McDonalds settles case with Indianapolis gay men denigrated in Louisville

Filed By Bil Browning | May 06, 2009 12:30 PM | comments

Filed in: Living

Nine months after an employee at a McDonald's restaurant in downtown Louisville called a group of gay customers a series of anti-gay slurs, the American Civil Liberties Union announced today that McDonald's has agreed to a cash settlement and diversity training for management at 30 of its Louisville-area restaurants.

Ryan Marlatt, Teddy Eggers, and three other friends had stopped for lunch at a McDonald's restaurant on East Market Street on July 26, 2008 while visiting Louisville for the weekend. While they waited for their food to be prepared, an employee behind the counter referred to them as "faggots" to another employee. When Marlatt and Eggers objected to the slur and asked to speak with a manager, the employee who had called them "faggots" started arguing with them, repeatedly calling them "faggots" in front of other customers and calling one of them a "cocksucker" and "bitch."

"The reason we made such a big deal out of this to begin with was because we didn't want it happening to anyone else, so I'm very glad McDonald's management is going to be having these trainings," said Eggers of Indianapolis, Indiana. "We were hurt and upset, but at least we're adults and can handle being called names. We hated thinking that this kind of harassment might also happen to someone young and vulnerable who would really take it to heart."

The supervisor on duty refused to refund the group's purchase, so Marlatt attempted several times in the following weeks to contact both the general manager of the McDonald's and the corporate offices, with no results. Louisville law prohibits discrimination on the basis of sexual orientation, so the ACLU filed a complaint in September on behalf of Marlatt and Eggers with the Louisville Human Relations Commission. In October, representatives of a variety of lesbian, gay, bisexual, and transgender groups as well as other civil rights organizations protested at the downtown Louisville McDonald's where the incident took place.

Although Marlatt and Eggers only asked for $28, McDonald's offered them $2000 each on its own, which they accepted, Sun said.

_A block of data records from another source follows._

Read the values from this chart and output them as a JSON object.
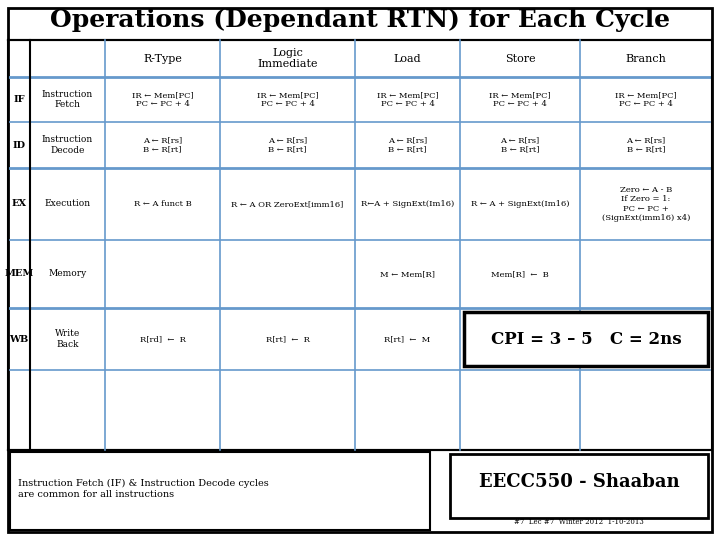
{
  "title": "Operations (Dependant RTN) for Each Cycle",
  "background_color": "#ffffff",
  "title_fontsize": 18,
  "col_headers": [
    "",
    "R-Type",
    "Logic\nImmediate",
    "Load",
    "Store",
    "Branch"
  ],
  "row_labels": [
    "IF",
    "ID",
    "EX",
    "MEM",
    "WB"
  ],
  "row_names": [
    "Instruction\nFetch",
    "Instruction\nDecode",
    "Execution",
    "Memory",
    "Write\nBack"
  ],
  "cell_data": [
    [
      "IR ← Mem[PC]\nPC ← PC + 4",
      "IR ← Mem[PC]\nPC ← PC + 4",
      "IR ← Mem[PC]\nPC ← PC + 4",
      "IR ← Mem[PC]\nPC ← PC + 4",
      "IR ← Mem[PC]\nPC ← PC + 4"
    ],
    [
      "A ← R[rs]\nB ← R[rt]",
      "A ← R[rs]\nB ← R[rt]",
      "A ← R[rs]\nB ← R[rt]",
      "A ← R[rs]\nB ← R[rt]",
      "A ← R[rs]\nB ← R[rt]"
    ],
    [
      "R ← A funct B",
      "R ← A OR ZeroExt[imm16]",
      "R←A + SignExt(Im16)",
      "R ← A + SignExt(Im16)",
      "Zero ← A - B\nIf Zero = 1:\nPC ← PC +\n(SignExt(imm16) x4)"
    ],
    [
      "",
      "",
      "M ← Mem[R]",
      "Mem[R]  ←  B",
      ""
    ],
    [
      "R[rd]  ←  R",
      "R[rt]  ←  R",
      "R[rt]  ←  M",
      "",
      ""
    ]
  ],
  "cpi_text": "CPI = 3 – 5   C = 2ns",
  "footer_left": "Instruction Fetch (IF) & Instruction Decode cycles\nare common for all instructions",
  "footer_right": "EECC550 - Shaaban",
  "footer_sub": "#7  Lec #7  Winter 2012  1-10-2013",
  "grid_color": "#6699cc"
}
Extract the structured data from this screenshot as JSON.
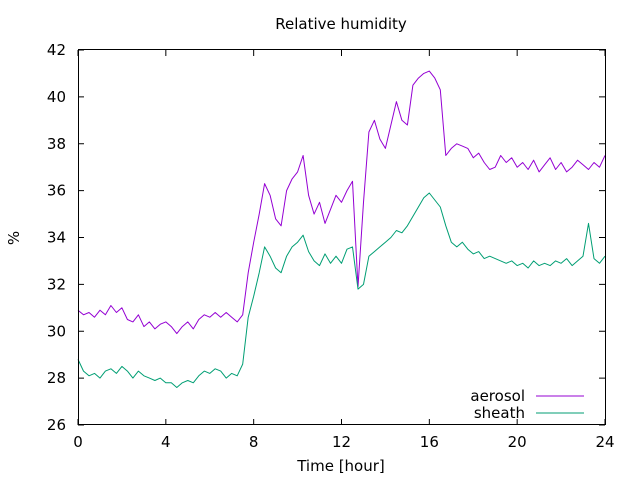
{
  "chart_data": {
    "type": "line",
    "title": "Relative humidity",
    "xlabel": "Time [hour]",
    "ylabel": "%",
    "xlim": [
      0,
      24
    ],
    "ylim": [
      26,
      42
    ],
    "xticks": [
      0,
      4,
      8,
      12,
      16,
      20,
      24
    ],
    "yticks": [
      26,
      28,
      30,
      32,
      34,
      36,
      38,
      40,
      42
    ],
    "grid": false,
    "legend_position": "bottom-right",
    "series": [
      {
        "name": "aerosol",
        "color": "#9400d3",
        "points": [
          [
            0.0,
            30.9
          ],
          [
            0.25,
            30.7
          ],
          [
            0.5,
            30.8
          ],
          [
            0.75,
            30.6
          ],
          [
            1.0,
            30.9
          ],
          [
            1.25,
            30.7
          ],
          [
            1.5,
            31.1
          ],
          [
            1.75,
            30.8
          ],
          [
            2.0,
            31.0
          ],
          [
            2.25,
            30.5
          ],
          [
            2.5,
            30.4
          ],
          [
            2.75,
            30.7
          ],
          [
            3.0,
            30.2
          ],
          [
            3.25,
            30.4
          ],
          [
            3.5,
            30.1
          ],
          [
            3.75,
            30.3
          ],
          [
            4.0,
            30.4
          ],
          [
            4.25,
            30.2
          ],
          [
            4.5,
            29.9
          ],
          [
            4.75,
            30.2
          ],
          [
            5.0,
            30.4
          ],
          [
            5.25,
            30.1
          ],
          [
            5.5,
            30.5
          ],
          [
            5.75,
            30.7
          ],
          [
            6.0,
            30.6
          ],
          [
            6.25,
            30.8
          ],
          [
            6.5,
            30.6
          ],
          [
            6.75,
            30.8
          ],
          [
            7.0,
            30.6
          ],
          [
            7.25,
            30.4
          ],
          [
            7.5,
            30.7
          ],
          [
            7.75,
            32.5
          ],
          [
            8.0,
            33.8
          ],
          [
            8.25,
            35.0
          ],
          [
            8.5,
            36.3
          ],
          [
            8.75,
            35.8
          ],
          [
            9.0,
            34.8
          ],
          [
            9.25,
            34.5
          ],
          [
            9.5,
            36.0
          ],
          [
            9.75,
            36.5
          ],
          [
            10.0,
            36.8
          ],
          [
            10.25,
            37.5
          ],
          [
            10.5,
            35.8
          ],
          [
            10.75,
            35.0
          ],
          [
            11.0,
            35.5
          ],
          [
            11.25,
            34.6
          ],
          [
            11.5,
            35.2
          ],
          [
            11.75,
            35.8
          ],
          [
            12.0,
            35.5
          ],
          [
            12.25,
            36.0
          ],
          [
            12.5,
            36.4
          ],
          [
            12.75,
            31.9
          ],
          [
            13.0,
            35.5
          ],
          [
            13.25,
            38.5
          ],
          [
            13.5,
            39.0
          ],
          [
            13.75,
            38.2
          ],
          [
            14.0,
            37.8
          ],
          [
            14.25,
            38.8
          ],
          [
            14.5,
            39.8
          ],
          [
            14.75,
            39.0
          ],
          [
            15.0,
            38.8
          ],
          [
            15.25,
            40.5
          ],
          [
            15.5,
            40.8
          ],
          [
            15.75,
            41.0
          ],
          [
            16.0,
            41.1
          ],
          [
            16.25,
            40.8
          ],
          [
            16.5,
            40.3
          ],
          [
            16.75,
            37.5
          ],
          [
            17.0,
            37.8
          ],
          [
            17.25,
            38.0
          ],
          [
            17.5,
            37.9
          ],
          [
            17.75,
            37.8
          ],
          [
            18.0,
            37.4
          ],
          [
            18.25,
            37.6
          ],
          [
            18.5,
            37.2
          ],
          [
            18.75,
            36.9
          ],
          [
            19.0,
            37.0
          ],
          [
            19.25,
            37.5
          ],
          [
            19.5,
            37.2
          ],
          [
            19.75,
            37.4
          ],
          [
            20.0,
            37.0
          ],
          [
            20.25,
            37.2
          ],
          [
            20.5,
            36.9
          ],
          [
            20.75,
            37.3
          ],
          [
            21.0,
            36.8
          ],
          [
            21.25,
            37.1
          ],
          [
            21.5,
            37.4
          ],
          [
            21.75,
            36.9
          ],
          [
            22.0,
            37.2
          ],
          [
            22.25,
            36.8
          ],
          [
            22.5,
            37.0
          ],
          [
            22.75,
            37.3
          ],
          [
            23.0,
            37.1
          ],
          [
            23.25,
            36.9
          ],
          [
            23.5,
            37.2
          ],
          [
            23.75,
            37.0
          ],
          [
            24.0,
            37.5
          ]
        ]
      },
      {
        "name": "sheath",
        "color": "#009e73",
        "points": [
          [
            0.0,
            28.8
          ],
          [
            0.25,
            28.3
          ],
          [
            0.5,
            28.1
          ],
          [
            0.75,
            28.2
          ],
          [
            1.0,
            28.0
          ],
          [
            1.25,
            28.3
          ],
          [
            1.5,
            28.4
          ],
          [
            1.75,
            28.2
          ],
          [
            2.0,
            28.5
          ],
          [
            2.25,
            28.3
          ],
          [
            2.5,
            28.0
          ],
          [
            2.75,
            28.3
          ],
          [
            3.0,
            28.1
          ],
          [
            3.25,
            28.0
          ],
          [
            3.5,
            27.9
          ],
          [
            3.75,
            28.0
          ],
          [
            4.0,
            27.8
          ],
          [
            4.25,
            27.8
          ],
          [
            4.5,
            27.6
          ],
          [
            4.75,
            27.8
          ],
          [
            5.0,
            27.9
          ],
          [
            5.25,
            27.8
          ],
          [
            5.5,
            28.1
          ],
          [
            5.75,
            28.3
          ],
          [
            6.0,
            28.2
          ],
          [
            6.25,
            28.4
          ],
          [
            6.5,
            28.3
          ],
          [
            6.75,
            28.0
          ],
          [
            7.0,
            28.2
          ],
          [
            7.25,
            28.1
          ],
          [
            7.5,
            28.6
          ],
          [
            7.75,
            30.6
          ],
          [
            8.0,
            31.5
          ],
          [
            8.25,
            32.5
          ],
          [
            8.5,
            33.6
          ],
          [
            8.75,
            33.2
          ],
          [
            9.0,
            32.7
          ],
          [
            9.25,
            32.5
          ],
          [
            9.5,
            33.2
          ],
          [
            9.75,
            33.6
          ],
          [
            10.0,
            33.8
          ],
          [
            10.25,
            34.1
          ],
          [
            10.5,
            33.4
          ],
          [
            10.75,
            33.0
          ],
          [
            11.0,
            32.8
          ],
          [
            11.25,
            33.3
          ],
          [
            11.5,
            32.9
          ],
          [
            11.75,
            33.2
          ],
          [
            12.0,
            32.9
          ],
          [
            12.25,
            33.5
          ],
          [
            12.5,
            33.6
          ],
          [
            12.75,
            31.8
          ],
          [
            13.0,
            32.0
          ],
          [
            13.25,
            33.2
          ],
          [
            13.5,
            33.4
          ],
          [
            13.75,
            33.6
          ],
          [
            14.0,
            33.8
          ],
          [
            14.25,
            34.0
          ],
          [
            14.5,
            34.3
          ],
          [
            14.75,
            34.2
          ],
          [
            15.0,
            34.5
          ],
          [
            15.25,
            34.9
          ],
          [
            15.5,
            35.3
          ],
          [
            15.75,
            35.7
          ],
          [
            16.0,
            35.9
          ],
          [
            16.25,
            35.6
          ],
          [
            16.5,
            35.3
          ],
          [
            16.75,
            34.5
          ],
          [
            17.0,
            33.8
          ],
          [
            17.25,
            33.6
          ],
          [
            17.5,
            33.8
          ],
          [
            17.75,
            33.5
          ],
          [
            18.0,
            33.3
          ],
          [
            18.25,
            33.4
          ],
          [
            18.5,
            33.1
          ],
          [
            18.75,
            33.2
          ],
          [
            19.0,
            33.1
          ],
          [
            19.25,
            33.0
          ],
          [
            19.5,
            32.9
          ],
          [
            19.75,
            33.0
          ],
          [
            20.0,
            32.8
          ],
          [
            20.25,
            32.9
          ],
          [
            20.5,
            32.7
          ],
          [
            20.75,
            33.0
          ],
          [
            21.0,
            32.8
          ],
          [
            21.25,
            32.9
          ],
          [
            21.5,
            32.8
          ],
          [
            21.75,
            33.0
          ],
          [
            22.0,
            32.9
          ],
          [
            22.25,
            33.1
          ],
          [
            22.5,
            32.8
          ],
          [
            22.75,
            33.0
          ],
          [
            23.0,
            33.2
          ],
          [
            23.25,
            34.6
          ],
          [
            23.5,
            33.1
          ],
          [
            23.75,
            32.9
          ],
          [
            24.0,
            33.2
          ]
        ]
      }
    ]
  }
}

The Louisville Human Relations Commission has been thoroughly investigating Eggers and Marlatt's complaint since it was filed last September and helped negotiate the settlement between the parties.

"We're really grateful to the Louisville Metro Human Relations Commission for its investigation, as well as to our friends at the Fairness Campaign, and commonGround at the University of Louisville, for keeping the pressure on McDonald's to do the right thing," said Michael Aldridge, Executive Director of the ACLU of Kentucky. "While we're fortunate to have a law banning sexual orientation discrimination in Louisville, this goes to show that it's still important to speak out and do something about it when your rights are violated."

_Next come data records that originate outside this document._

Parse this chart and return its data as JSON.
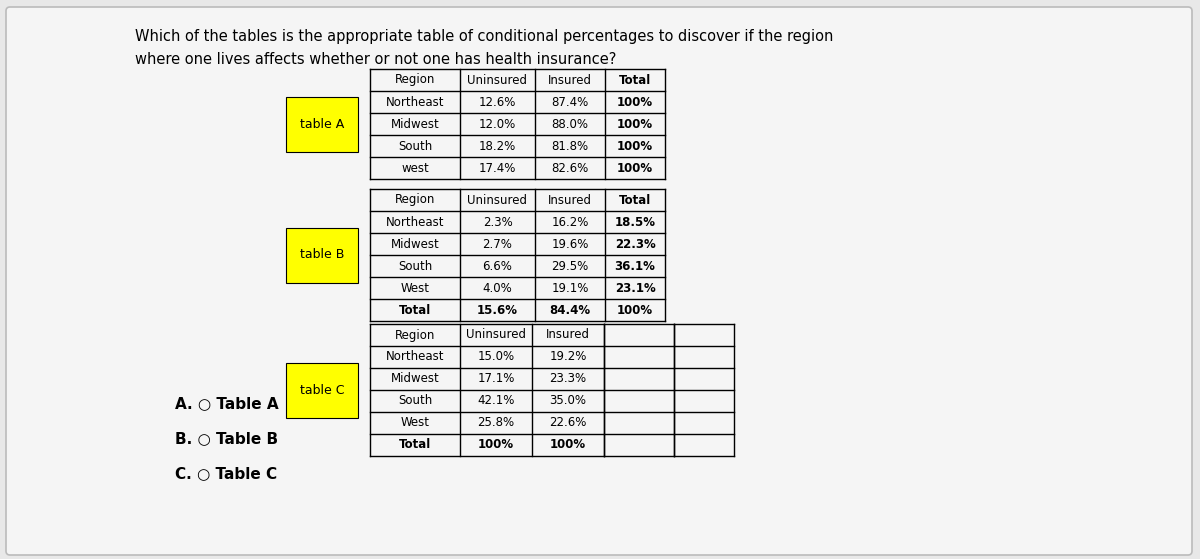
{
  "question_line1": "Which of the tables is the appropriate table of conditional percentages to discover if the region",
  "question_line2": "where one lives affects whether or not one has health insurance?",
  "bg_color": "#e8e8e8",
  "card_color": "#f5f5f5",
  "table_a": {
    "label": "table A",
    "label_bg": "#ffff00",
    "headers": [
      "Region",
      "Uninsured",
      "Insured",
      "Total"
    ],
    "rows": [
      [
        "Northeast",
        "12.6%",
        "87.4%",
        "100%"
      ],
      [
        "Midwest",
        "12.0%",
        "88.0%",
        "100%"
      ],
      [
        "South",
        "18.2%",
        "81.8%",
        "100%"
      ],
      [
        "west",
        "17.4%",
        "82.6%",
        "100%"
      ]
    ],
    "bold_col": 3,
    "has_total_row": false
  },
  "table_b": {
    "label": "table B",
    "label_bg": "#ffff00",
    "headers": [
      "Region",
      "Uninsured",
      "Insured",
      "Total"
    ],
    "rows": [
      [
        "Northeast",
        "2.3%",
        "16.2%",
        "18.5%"
      ],
      [
        "Midwest",
        "2.7%",
        "19.6%",
        "22.3%"
      ],
      [
        "South",
        "6.6%",
        "29.5%",
        "36.1%"
      ],
      [
        "West",
        "4.0%",
        "19.1%",
        "23.1%"
      ],
      [
        "Total",
        "15.6%",
        "84.4%",
        "100%"
      ]
    ],
    "bold_col": 3,
    "has_total_row": true
  },
  "table_c": {
    "label": "table C",
    "label_bg": "#ffff00",
    "headers": [
      "Region",
      "Uninsured",
      "Insured"
    ],
    "rows": [
      [
        "Northeast",
        "15.0%",
        "19.2%"
      ],
      [
        "Midwest",
        "17.1%",
        "23.3%"
      ],
      [
        "South",
        "42.1%",
        "35.0%"
      ],
      [
        "West",
        "25.8%",
        "22.6%"
      ],
      [
        "Total",
        "100%",
        "100%"
      ]
    ],
    "bold_col": -1,
    "has_total_row": true
  },
  "answers": [
    {
      "letter": "A.",
      "text": "Table A"
    },
    {
      "letter": "B.",
      "text": "Table B"
    },
    {
      "letter": "C.",
      "text": "Table C"
    }
  ],
  "question_fontsize": 10.5,
  "table_fontsize": 8.5,
  "answer_fontsize": 11
}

"McDonald's could have saved itself a lot of embarrassment if they'd just done the right thing from the start and done something about this, but it's great that so many people stood up for us and came forward to say treating people the way we were treated is wrong," said Marlatt. "We just hope the trainings keep McDonald's from letting this happen to any of their customers from now on."

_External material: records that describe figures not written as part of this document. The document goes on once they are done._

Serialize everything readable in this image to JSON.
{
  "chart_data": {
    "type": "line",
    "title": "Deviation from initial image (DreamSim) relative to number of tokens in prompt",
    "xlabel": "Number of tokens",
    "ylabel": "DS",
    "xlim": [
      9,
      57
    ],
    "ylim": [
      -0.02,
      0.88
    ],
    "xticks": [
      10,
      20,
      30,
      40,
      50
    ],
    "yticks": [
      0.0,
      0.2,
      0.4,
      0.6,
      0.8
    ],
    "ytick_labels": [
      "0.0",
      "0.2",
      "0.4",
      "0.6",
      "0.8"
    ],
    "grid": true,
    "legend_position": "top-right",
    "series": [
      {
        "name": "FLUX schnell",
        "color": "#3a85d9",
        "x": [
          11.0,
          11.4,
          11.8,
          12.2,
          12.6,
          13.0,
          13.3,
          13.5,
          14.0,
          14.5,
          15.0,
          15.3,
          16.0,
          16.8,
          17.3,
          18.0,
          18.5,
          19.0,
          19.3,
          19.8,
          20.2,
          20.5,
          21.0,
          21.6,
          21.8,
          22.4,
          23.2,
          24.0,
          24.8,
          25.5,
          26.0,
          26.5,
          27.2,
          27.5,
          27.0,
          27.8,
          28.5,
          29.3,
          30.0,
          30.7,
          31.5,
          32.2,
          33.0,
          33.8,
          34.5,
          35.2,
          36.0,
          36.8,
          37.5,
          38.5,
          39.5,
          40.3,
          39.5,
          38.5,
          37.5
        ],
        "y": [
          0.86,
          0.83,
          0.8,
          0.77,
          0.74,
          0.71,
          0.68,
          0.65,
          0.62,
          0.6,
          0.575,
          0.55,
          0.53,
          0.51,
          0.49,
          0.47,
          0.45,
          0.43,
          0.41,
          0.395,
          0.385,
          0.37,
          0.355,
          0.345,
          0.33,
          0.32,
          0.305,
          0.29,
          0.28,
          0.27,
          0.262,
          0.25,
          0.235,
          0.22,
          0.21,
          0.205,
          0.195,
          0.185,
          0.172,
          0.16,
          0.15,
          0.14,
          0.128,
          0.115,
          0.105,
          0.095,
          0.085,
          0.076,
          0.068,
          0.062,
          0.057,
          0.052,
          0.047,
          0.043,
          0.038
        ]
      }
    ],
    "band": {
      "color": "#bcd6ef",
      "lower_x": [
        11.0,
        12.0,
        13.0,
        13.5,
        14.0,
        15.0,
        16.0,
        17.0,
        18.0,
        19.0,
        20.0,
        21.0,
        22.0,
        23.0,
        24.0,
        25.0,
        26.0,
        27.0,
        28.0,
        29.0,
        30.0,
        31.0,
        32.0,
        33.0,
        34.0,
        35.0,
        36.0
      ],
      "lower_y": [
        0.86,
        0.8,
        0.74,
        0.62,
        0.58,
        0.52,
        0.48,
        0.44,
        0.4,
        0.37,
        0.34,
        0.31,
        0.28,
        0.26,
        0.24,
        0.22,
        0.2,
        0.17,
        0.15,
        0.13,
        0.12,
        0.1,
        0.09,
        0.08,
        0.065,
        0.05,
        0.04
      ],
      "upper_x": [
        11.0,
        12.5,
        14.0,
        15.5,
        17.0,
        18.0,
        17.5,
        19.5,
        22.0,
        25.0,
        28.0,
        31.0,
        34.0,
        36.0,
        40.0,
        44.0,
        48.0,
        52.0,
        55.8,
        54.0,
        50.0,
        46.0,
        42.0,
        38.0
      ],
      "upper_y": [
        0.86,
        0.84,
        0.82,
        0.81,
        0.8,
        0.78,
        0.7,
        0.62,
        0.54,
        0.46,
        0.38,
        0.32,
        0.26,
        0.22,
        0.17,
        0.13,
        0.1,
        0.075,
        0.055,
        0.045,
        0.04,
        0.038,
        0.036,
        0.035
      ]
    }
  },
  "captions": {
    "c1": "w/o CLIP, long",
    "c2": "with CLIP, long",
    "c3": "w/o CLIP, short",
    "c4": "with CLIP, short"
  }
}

When their Louisville Human Relations Commission complaint was filed, Marlatt and Eggers asked for a refund of the money they spent on the McDonald's meal, and asked that one employee - the cashier who objected to the other employee's name-calling - be commended. "She was the only employee in the whole place who tried to help us," said Eggers. "I hope she hears about this and knows how much we appreciated her sticking up for us."

"While we wish Ryan, Teddy, and their friends hadn't had to go through this whole experience to begin with, we're glad that at least McDonald's is taking steps to prevent anything like this from happening again in the future," said Christine Sun, a senior staff attorney with the ACLU Lesbian Gay Bisexual Transgender Project who is representing Marlatt and Eggers. "Businesses should treat all of their customers with respect regardless of their sexual orientation."